Brecht a vingt-six ans quand il écrit, sur le mode de la farce, cette histoire de soldat dépossédé de son identité et de son nom, comme une métaphore de l’aliénation du petit homme passif et impuissant, ballotté par les exigences monstrueuses d’une société marchande et guerrière.
Bernard Sobel a choisi Denis Lavant pour renouer avec son ancienne complicité brechtienne, le fil rouge de toute son histoire de théâtre.
Monter Un homme est un homme aujourd’hui, quinze ans après la chute du mur de Berlin, alors que toutes les utopies du siècle écoulé semblent appartenir au domaine des songes - ou du cauchemar, c’est selon - c’est revenir mettre ses pieds dans les pas de l’encore jeune auteur Brecht, confronté lui aussi à un réveil brutal - l’après-guerre de 14-18.
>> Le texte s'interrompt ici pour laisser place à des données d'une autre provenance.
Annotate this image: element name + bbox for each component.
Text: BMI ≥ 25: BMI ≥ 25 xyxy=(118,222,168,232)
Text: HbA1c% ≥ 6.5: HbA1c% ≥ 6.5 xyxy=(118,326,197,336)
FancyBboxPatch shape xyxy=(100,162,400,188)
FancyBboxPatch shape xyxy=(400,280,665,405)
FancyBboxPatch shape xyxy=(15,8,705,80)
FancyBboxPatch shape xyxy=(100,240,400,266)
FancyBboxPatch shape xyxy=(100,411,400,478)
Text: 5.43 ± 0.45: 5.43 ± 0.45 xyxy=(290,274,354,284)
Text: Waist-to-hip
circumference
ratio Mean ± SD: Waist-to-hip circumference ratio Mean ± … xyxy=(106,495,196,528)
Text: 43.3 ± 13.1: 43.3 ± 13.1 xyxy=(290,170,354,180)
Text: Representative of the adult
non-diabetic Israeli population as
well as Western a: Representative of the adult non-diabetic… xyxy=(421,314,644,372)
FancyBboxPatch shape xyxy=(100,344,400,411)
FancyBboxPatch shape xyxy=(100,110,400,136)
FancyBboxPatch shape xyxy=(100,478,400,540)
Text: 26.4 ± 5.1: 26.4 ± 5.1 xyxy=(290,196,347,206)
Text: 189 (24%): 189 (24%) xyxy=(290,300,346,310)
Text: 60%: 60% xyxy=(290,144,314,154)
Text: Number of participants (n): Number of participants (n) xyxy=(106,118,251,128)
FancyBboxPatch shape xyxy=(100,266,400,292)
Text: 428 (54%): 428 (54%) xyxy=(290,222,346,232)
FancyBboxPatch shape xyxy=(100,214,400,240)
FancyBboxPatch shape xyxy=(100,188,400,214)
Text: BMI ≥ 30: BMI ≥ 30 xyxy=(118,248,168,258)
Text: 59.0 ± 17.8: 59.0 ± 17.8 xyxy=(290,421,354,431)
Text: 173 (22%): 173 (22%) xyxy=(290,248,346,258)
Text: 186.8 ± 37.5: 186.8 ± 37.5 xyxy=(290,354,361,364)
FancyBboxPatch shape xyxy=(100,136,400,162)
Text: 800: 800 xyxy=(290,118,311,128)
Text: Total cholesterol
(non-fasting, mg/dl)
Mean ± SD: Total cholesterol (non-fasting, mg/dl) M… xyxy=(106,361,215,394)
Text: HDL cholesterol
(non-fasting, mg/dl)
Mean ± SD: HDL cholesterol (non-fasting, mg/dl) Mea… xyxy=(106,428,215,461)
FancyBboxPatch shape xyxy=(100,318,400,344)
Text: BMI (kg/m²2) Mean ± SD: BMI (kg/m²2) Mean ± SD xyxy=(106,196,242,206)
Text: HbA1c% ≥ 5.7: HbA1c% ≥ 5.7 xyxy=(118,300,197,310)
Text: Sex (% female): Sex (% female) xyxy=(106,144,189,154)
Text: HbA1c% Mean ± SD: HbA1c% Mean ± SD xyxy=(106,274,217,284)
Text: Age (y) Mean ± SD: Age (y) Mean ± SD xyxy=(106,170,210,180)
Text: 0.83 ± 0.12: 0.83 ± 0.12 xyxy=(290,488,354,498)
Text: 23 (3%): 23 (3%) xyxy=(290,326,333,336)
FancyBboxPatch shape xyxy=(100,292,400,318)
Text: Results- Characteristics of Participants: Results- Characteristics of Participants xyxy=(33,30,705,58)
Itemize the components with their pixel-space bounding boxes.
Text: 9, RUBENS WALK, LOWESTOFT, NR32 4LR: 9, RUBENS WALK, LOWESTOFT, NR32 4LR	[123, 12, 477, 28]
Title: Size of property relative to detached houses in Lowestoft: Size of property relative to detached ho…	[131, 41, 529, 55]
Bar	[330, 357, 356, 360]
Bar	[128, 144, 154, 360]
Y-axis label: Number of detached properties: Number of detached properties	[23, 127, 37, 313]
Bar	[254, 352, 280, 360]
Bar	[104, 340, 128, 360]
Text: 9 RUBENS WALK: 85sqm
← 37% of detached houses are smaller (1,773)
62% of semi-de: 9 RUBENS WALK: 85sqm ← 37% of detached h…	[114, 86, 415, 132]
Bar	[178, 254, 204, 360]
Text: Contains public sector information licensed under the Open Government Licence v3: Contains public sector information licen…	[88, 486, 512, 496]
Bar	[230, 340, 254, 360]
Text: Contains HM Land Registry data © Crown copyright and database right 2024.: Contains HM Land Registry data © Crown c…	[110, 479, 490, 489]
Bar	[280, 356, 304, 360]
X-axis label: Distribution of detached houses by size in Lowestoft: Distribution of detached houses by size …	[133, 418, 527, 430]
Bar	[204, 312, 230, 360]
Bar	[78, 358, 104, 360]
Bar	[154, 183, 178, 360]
Brecht écrit Un homme est un homme sur les ruines de l’humanisme bourgeois : ce massacre de masse de la jeunesse du continent, cette violation généralisée des valeurs du monde occidental, cette remise en cause de l’ordre du monde ancien : redécoupage géographique des pays, changements brutaux des régimes politiques, bouleversement des hiérarchies sociales, tout cela le conduit - avec d’autres - à essayer de penser l’Homme dans des termes nouveaux et d’imaginer les conditions nécessaires à un nouveau départ.
On est loin du didactisme ultérieur. Brecht n’a pas de théorie, il ne sait pas où ses pas le conduisent. Il pose une hypothèse de départ et suit ses développements. Comme s’il reprenait le personnage de Kragler à la fin de Tambours dans la nuit. Kragler abandonnait les rangs des révolutionnaires spartakistes en train de se faire massacrer et réintégrait avec sa fiancée le cocon petit-bourgeois. Galy Gay sort de chez lui un beau matin pour faire les courses, laissant madame à la maison. Et le petit bonhomme de rien du tout, après une certaine rencontre et toute une série de métamorphoses et d’épreuves, se transforme en un chef de guerre accompli. Transformation peut-être moralement critiquable, mais très avantageuse du point de vue de l’intéressé. Cette issue n’a pas manqué d’embarrasser Brecht. Que cette capacité à changer soit positive est pour lui un postulat, sinon un dogme. Mais changer pour devenir un tueur ?… Brecht reviendra sur la pièce à plusieurs reprises, atténuant la métamorphose en tueur sans la supprimer. Son explication : la capacité de transformation de Galy Gay (de l’Homme) est une force potentiellement révolutionnaire, un dépassement de l’individualisme petit-bourgeois, un gain pour l’individu et pour la collectivité si cette transformation s’accomplit au sein d’un collectif « positif ».
Notre génération a elle aussi rêvé de cet homme nouveau qui n’est jamais, nulle part advenu. Et aux ruines de l’humanisme bourgeois sont venues s’ajouter celles de l’humanisme communiste. Le « vieil homme » est de retour comme jamais, l’obscurantisme religieux revendique avec sa visibilité une respectabilité et une reconnaissance publique, l’insécurité économique et sociale fait retour dans nos sociétés privilégiées, les inégalités de revenus sont de nouveau celles qui existaient avant 1914, l’Homme paraît indécrottablement voué à la répétition.
Dans ce contexte, il nous a semblé utile de revenir à cette expérimentation théâtrale d’un jeune homme du début de l’autre siècle, pour reprendre avec son aide, et dans l’incertitude, un chantier toujours ouvert.
Michèle Raoul-Davis, janvier 2004
Le texte du spectacle est disponible aux Editions de l'Arche, sous le titre Homme pour homme.